Voix du foot allemand dans l’After de RMC, Polo Breitner dévoile ses années SDF dans une interview saisissante à L’Equipe

 

L’After et ses clashs cachent aussi de belles histoires. Connu de tous les auditeurs pour ses chroniques sur le foot allemand, Polo Breitner était pourtant loin de s’imaginer au micro d’une grande radio il y a dix ans. Car à l’époque, ce supporter de l’Union Berlin vit dans la rue, après avoir longtemps travaillé en tant que cadre à Bielefeld en Allemagne. “Fin 2004, je gagne très bien ma vie mais je décide de racheter un fonds de commerce dans le sud-ouest de la France, raconte-t-il à L’Equipe. Pendant un peu plus de quatre ans, cela se passe bien. Et un matin, je n’arrive plus à me lever. J’ai trop de travail, je tombe en dépression. Je reste enfermé chez moi pendant six mois. (…) J’enfile un survêt, je prends un sac à dos, les 300 € qui me restent et je me rends à Paris”.

 

 

Equipé d’un duvet, d’un gros bonnet mais aussi d’une radio, c’est dans un parc de la capitale qu’il découvre alors l’émission. “Un soir, en zappant sur la radio, je tombe sur “l’After et les Drôles de dames”. À partir de là, je ne décroche plus, se souvient-il. J’écoute Daniel Riolo gueuler sur le foot et même si je ne suis pas toujours en phase avec lui, je vais sur son blog, à l’époque Langue de but sur Eurosport”. Grâce à deux heures d’Internet gratuit dans une médiathèque, il partage ses connaissances sur l’Allemagne avec les lecteurs du blog. Et se fait remarquer par Daniel Riolo, qui lui demande son mail pour intervenir dans l’émission.

 

 

 

Je me retrouve dans une cabine téléphonique”

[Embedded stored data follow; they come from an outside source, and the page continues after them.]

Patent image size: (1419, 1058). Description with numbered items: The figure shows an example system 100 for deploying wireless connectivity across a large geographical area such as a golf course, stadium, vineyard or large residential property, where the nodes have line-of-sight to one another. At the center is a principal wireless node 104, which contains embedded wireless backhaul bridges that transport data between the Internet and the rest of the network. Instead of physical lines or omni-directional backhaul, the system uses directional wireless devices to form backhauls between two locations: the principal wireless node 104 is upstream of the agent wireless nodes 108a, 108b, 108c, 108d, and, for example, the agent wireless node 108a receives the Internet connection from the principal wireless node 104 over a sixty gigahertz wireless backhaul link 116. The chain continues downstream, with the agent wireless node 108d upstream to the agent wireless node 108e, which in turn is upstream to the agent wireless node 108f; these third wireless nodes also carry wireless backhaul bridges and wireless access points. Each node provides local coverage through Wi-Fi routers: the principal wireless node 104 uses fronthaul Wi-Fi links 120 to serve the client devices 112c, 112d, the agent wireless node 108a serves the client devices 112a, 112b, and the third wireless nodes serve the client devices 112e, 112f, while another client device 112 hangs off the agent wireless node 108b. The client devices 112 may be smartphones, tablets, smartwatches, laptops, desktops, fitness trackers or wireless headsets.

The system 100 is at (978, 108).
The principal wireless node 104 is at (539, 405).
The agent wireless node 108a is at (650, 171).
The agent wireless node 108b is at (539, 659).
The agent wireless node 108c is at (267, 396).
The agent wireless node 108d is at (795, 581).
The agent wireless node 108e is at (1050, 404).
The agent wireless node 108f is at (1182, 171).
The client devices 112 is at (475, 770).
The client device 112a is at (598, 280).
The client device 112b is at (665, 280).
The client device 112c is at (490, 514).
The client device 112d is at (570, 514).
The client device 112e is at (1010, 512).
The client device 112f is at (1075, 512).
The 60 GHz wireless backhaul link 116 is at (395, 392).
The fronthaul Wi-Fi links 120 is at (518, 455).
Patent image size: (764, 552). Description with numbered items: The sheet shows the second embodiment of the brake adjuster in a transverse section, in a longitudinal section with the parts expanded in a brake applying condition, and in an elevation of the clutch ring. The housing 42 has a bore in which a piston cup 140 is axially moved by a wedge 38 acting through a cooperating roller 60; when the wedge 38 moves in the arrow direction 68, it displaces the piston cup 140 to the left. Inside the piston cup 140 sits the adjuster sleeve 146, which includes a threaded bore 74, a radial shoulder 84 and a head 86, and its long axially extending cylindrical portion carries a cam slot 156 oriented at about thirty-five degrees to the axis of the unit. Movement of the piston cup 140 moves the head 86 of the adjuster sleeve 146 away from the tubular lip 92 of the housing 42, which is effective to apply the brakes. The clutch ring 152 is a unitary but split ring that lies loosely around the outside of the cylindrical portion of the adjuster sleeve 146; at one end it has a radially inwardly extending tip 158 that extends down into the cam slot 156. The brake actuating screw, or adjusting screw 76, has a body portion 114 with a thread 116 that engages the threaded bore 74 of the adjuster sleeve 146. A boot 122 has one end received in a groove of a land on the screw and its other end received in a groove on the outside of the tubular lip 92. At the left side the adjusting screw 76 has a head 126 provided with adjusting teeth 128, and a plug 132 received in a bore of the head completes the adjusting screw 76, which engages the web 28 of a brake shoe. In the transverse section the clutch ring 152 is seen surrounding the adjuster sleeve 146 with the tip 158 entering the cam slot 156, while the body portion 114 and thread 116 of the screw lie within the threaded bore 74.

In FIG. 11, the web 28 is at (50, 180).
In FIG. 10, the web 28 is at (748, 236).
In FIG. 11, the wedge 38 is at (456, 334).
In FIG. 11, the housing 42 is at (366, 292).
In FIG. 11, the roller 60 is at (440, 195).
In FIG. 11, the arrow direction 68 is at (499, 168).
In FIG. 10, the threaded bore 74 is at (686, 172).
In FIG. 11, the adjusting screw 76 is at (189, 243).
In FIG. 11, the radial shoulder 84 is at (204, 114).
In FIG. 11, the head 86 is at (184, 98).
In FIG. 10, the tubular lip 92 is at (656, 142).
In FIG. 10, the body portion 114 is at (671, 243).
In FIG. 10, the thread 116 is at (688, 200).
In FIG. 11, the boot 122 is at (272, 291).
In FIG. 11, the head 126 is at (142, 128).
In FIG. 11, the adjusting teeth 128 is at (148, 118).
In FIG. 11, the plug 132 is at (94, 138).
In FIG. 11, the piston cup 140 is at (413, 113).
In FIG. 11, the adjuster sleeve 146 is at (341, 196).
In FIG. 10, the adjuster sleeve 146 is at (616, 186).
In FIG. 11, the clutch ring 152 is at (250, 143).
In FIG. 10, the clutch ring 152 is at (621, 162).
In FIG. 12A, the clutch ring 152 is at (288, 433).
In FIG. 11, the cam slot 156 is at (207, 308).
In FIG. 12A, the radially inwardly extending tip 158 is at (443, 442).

Je lui dis que je suis SDF… Il tombe sur le cul, poursuit le fan de l’ex-joueur Paul Breitner. Il me demande de passer à l’antenne. C’est l’hiver 2009, je pèle dehors, il neige. Je me retrouve dans une cabine téléphonique (…). Quand tu te retrouves sur une grande émission de foot et que tu n’as pas ouvert la bouche depuis un an, tu ne sais même pas comment les mots vont sortir”. Sans nouvelles après ce premier passage, Polo Breitner décide de se rendre au siège de la radio avec son sac à dos et “(sa) gueule hirsute”. Bonne idée : il revient à l’antenne le jour même et intègre ensuite l’émission. En alternant d’abord avec un job de standardiste trouvé grâce à Gilbert Brisbois et Daniel Riolo.

 

Si ses premiers écrits sur le blog lui ont également permis de rencontrer sa compagne et de retrouver un toit, Polo Breitner ne veut toutefois pas qualifier son histoire d’hors du commun. “Quand les gens me disent : “quelle histoire extraordinaire !”, je réponds : non, justement, elle ne l’est pas. C’est un monde très pluriel avec des femmes et des enfants en bas âge, des étrangers bloqués en France, d’autres avec des problèmes psychologiques, souligne le chroniqueur de 48 ans. J’ai surtout envie d’écrire un bouquin sur l’histoire des bains-douches de Paris. Pour raconter cette vie et celle de tous les mecs qui bossent pour nettoyer notre merde quotidienne”.